The last time this many Tea Partiers could be found anywhere near the Mall, it was March, when congressional Democrats were hammering out a health-care compromise. Thousands of protesters shook their signs at the Capitol from all sides, chanting periodically about the health care bill and Nancy Pelosi and how Congress wouldn't listen to them. It was the same day the N-word was allegedly--people dispute this--hurled at black members of Congress. The atmosphere was thick with victimized rage.
Saturday's rally was...different.
I got there around 9:15 a.m., and the place was politically charged, to be sure. DC Metro trains were packed with Beck and Sarah Palin fans heading into the city from far-away hotels at the last stops on the Metro system, where rally-goers had booked rooms at much cheaper rates. People milled about excitedly, having come from all over the country in t-shirts sold by Beck online. Tea Partiers are usually eager to share their views, and this morning they did so in full force.
"Want to know why I'm here?" asked a the first person I talked to--Nick, a 61-year-old retired nurse anesthetist from Sidell, LA in a rally-themed t-shirt--in the line for a port-a-potty off the Mall. Sure, I said. "As Popeye would say, that's alls I can stand and I can't stand no more." What couldn't he stand? "We've got czars running everything." And health care reform. "It was unconstitutional, for one thing."
Cheri, a 52-year-old retired teacher, had come from Oklahoma (26 hours by bus, no stop-over) with a handful of blue-t-shirted members of the Leflore City Tea Party. Her group has incorporated prayer into their meetings, and she describes them as "concerned Christians." President Obama: not so much. Cheri believes, emphatically, that Obama is a Muslim. "Just look at all the things he's done," she tells me, when I ask. "He's not for our God--whose God is he for?"
"I don't believe in peaceful Muslims," she says. "Before you know it, we're gonna be overwhelmed by Muslims."
I probe for reasons, and she cites Obama's address to a gathering in honor of Ramadan at the White House--the one where he seemingly endorsed the Ground Zero mosque. I ask about Cheri's views on climate change, as another lady, of the same group, pokes her finger at my notebook, telling me to "print that!" and not to lie about the event. They don't believe in climate change. A few hundred yards away, closer to the Lincoln Memorial, a "USA!" chant breaks out.
(I only asked a small handful of people whether they think Obama is Muslim--maybe six. Opinions were about 50/50, and I got some well-reasoned answers to the negative, including a 56-year-old, unemployed Catholic named Mike who hails from Raleigh--formerly New Jersey--and who wouldn't mind the least bit if Obama was Muslim.)
If anything, this rally exploded the notion that the Tea Party is divorced from religious sentiment and social conservatism--as hard as it tries to be--and made plain the truth that Glenn Beck holds those two worlds together in a charismatic nexus.
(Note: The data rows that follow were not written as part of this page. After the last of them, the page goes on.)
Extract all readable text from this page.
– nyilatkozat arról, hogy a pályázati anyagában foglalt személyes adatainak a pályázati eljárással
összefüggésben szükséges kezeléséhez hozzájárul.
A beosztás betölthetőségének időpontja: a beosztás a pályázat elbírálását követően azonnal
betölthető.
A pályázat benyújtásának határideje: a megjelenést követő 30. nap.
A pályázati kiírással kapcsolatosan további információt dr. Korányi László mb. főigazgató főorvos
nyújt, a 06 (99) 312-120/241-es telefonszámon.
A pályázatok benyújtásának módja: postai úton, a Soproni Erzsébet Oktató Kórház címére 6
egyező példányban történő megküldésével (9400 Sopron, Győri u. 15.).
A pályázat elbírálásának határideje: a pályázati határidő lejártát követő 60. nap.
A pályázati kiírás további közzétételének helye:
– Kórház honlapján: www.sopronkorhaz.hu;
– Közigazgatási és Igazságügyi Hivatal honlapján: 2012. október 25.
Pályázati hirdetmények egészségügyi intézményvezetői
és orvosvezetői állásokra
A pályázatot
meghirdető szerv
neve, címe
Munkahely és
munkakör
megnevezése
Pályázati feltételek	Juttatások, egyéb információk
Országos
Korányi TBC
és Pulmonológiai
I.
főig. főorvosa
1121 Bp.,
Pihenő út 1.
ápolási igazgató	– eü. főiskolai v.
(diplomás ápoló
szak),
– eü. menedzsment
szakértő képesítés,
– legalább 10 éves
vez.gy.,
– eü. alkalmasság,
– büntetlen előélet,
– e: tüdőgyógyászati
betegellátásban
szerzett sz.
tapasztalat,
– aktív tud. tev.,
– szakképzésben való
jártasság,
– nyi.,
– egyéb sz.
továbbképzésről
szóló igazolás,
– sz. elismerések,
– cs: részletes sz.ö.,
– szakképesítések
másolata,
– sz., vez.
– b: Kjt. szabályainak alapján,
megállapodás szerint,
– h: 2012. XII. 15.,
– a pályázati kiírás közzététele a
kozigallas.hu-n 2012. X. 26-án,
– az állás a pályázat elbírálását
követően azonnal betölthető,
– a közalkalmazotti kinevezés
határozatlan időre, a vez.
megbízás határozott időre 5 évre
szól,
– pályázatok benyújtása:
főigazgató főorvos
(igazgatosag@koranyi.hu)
There were no signs being waved by Tea Partiers or Beck supporters. At all. Beck had asked that no one bring political signs to this event, and everyone abided. I didn't see one the entire time, walking around the cirumference of the Reflecting Pool as the event began, or milling about during. A few carried flags bearing "Don't Tread on Me" insignia. But that was it. The only signs present were held by liberal opponents of the whole event.
Beck comes on stage around 10 a.m., when the rally is scheduled to start, to applause. He doesn't say anything about President Obama, progressives, the health care law, czars, or anything else having to do with politics or government. He doesn't say anything about government or politics the entire day. The word "Obama" never passes his lips.
"What is it that America still believes in?" Beck asks in his opening remarks. His answer: "our military." Beck has put this event on to raise awareness and benefit the Special Operations Warrior Foundation, a veterans' charity. The rally is heavy on two distinct things: support for veterans, and religion. Beck emcees and introduces his various speakers--mostly faith leaders and family members of veterans.
Not long into it, Beck introduces Sarah Palin, and he explains that it's not going to be political (if it's possible to have a Palin speech not be political). He introduces her not as a political figure, but as "the mother of someone in the military."
And Palin stays away from politics, too. The most political thing said on stage all day, in my estimation, was her line: we must not fundamentally transform America as some would want. We must restore America and her honor."
The phrase "as some would want," we can probably assume, was a reference to the president. But that's as political as she gets. She spends much of her time introducing and telling the stories a few veterans who walk across the Lincoln Memorial steps, hug her, and then leave the stage. Reading from a sheet of paper as she details their stories, Palin looks quite the opposite from the free-form Beck, who wanders the stage with a headset, gesturing with his hands, improvising most of the way. Her speech, in its entirety, is about support for the military and the restoration of America.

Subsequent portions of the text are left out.